Debt consolidation loans are used to pay your multiple debts faster and easier. When you are ready to apply for a consolidation loan, there are certain things you have to know about the whole process of choosing the right type for you and your budget.
What is the debt consolidation interest rate?
This is one of the most important deciding factors, as it will affect your payment for the debt. The higher the rate, the more you will pay for the loan. If you have a negative past record when it comes to your payments, you may not be able to qualify for a low interest rate loan.
Do you qualify for a debt consolidation loan?
If you are way behind with your payments, your credit record may have definitely gotten a bit bad for taking out a loan to consolidate the debts. Unfortunately, if your application is not accepted, you will have to ask them to reconsider and, if this won’t work, to look for new options to get out of your debts.
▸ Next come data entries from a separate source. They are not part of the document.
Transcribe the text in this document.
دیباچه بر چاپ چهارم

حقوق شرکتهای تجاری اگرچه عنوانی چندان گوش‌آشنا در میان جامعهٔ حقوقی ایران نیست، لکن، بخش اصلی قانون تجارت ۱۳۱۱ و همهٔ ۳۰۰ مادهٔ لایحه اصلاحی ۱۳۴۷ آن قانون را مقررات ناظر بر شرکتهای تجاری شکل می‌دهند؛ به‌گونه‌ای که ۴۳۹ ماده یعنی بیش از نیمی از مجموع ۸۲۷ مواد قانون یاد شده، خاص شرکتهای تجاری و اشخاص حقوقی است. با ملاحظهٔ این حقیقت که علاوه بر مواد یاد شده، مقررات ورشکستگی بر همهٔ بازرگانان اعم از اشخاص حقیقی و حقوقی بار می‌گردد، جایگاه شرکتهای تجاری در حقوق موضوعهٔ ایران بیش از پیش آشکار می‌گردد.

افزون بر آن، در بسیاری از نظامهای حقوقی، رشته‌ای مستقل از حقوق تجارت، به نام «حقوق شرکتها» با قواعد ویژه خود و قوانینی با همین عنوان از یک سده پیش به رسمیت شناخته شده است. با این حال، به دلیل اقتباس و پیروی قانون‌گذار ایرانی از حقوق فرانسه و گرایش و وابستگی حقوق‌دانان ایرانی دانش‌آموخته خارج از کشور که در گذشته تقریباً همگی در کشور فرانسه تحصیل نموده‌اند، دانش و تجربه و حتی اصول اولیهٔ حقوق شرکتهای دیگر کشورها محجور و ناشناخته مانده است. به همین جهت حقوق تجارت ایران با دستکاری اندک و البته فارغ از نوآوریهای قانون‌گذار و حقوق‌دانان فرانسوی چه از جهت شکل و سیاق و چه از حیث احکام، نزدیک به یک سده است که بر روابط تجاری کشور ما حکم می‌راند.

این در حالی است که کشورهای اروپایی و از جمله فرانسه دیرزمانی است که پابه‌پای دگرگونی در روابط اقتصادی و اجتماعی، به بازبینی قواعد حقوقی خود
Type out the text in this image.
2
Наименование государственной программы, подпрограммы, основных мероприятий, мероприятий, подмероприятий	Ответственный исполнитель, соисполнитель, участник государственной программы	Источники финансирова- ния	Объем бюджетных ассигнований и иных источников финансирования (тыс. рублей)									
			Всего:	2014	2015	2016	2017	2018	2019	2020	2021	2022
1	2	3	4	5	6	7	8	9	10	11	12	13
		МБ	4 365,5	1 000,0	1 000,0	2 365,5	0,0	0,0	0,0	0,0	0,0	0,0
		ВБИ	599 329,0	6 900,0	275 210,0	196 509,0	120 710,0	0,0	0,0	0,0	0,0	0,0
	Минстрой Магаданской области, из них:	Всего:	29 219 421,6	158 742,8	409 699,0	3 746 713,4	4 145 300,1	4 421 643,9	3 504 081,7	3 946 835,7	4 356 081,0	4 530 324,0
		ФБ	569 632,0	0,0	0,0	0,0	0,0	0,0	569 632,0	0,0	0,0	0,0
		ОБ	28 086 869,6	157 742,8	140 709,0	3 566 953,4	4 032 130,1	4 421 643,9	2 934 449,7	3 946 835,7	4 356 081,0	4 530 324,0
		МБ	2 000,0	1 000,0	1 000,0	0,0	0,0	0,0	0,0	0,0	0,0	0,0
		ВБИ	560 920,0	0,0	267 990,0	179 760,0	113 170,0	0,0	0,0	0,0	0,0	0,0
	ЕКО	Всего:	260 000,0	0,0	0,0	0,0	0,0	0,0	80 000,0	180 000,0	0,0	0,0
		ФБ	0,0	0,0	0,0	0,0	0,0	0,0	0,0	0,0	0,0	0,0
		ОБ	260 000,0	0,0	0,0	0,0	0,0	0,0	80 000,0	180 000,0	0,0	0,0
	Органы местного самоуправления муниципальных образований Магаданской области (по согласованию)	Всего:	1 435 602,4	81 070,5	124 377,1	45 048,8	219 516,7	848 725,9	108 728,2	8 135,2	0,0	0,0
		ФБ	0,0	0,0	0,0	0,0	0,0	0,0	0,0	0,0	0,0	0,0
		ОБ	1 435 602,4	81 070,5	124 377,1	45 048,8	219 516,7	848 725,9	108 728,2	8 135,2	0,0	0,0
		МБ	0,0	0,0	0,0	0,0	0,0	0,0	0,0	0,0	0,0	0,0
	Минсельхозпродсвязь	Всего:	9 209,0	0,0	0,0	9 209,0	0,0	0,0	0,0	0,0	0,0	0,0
What is the period of repayment?
You will have monthly payments and your repayment period can be set farther away, so that you can pay your debt more easily. Check the repayment terms offered before choosing between loan consolidation offers and see what works best for you. A too stretched out loan will make your monthly payments smaller, but interest will accumulate over time, so you will pay longer in the end. Consider this carefully.
4 types of debt consolidation loan
1. Home equity loans – this is a loan that you can get by using the equity in your home as collateral. You must have quite a high amount of equity in your house and a relatively good credit record to qualify for a loan.
2. Credit card balance transfer – with this, you can transfer your multiple card balances onto a single card with a low interest rate. If you choose this, make sure you know when the rate expires and ensure you have a credit card with enough limit to hold up your debts.
3. Personal loan – this can be used as a consolidation loan if you are able to borrow a big enough amount of money. It will have fixed payments over time and, once your application is approved, you can use it as a consolidation loan.
4. Debt consolidation loans – this option is offered by banks with the specific reason of uniting your debts into one single payment.
Loan offers and debt consolidation options may vary greatly, so make sure you talk it through with a financial consultant if you don’t know how to choose on your own.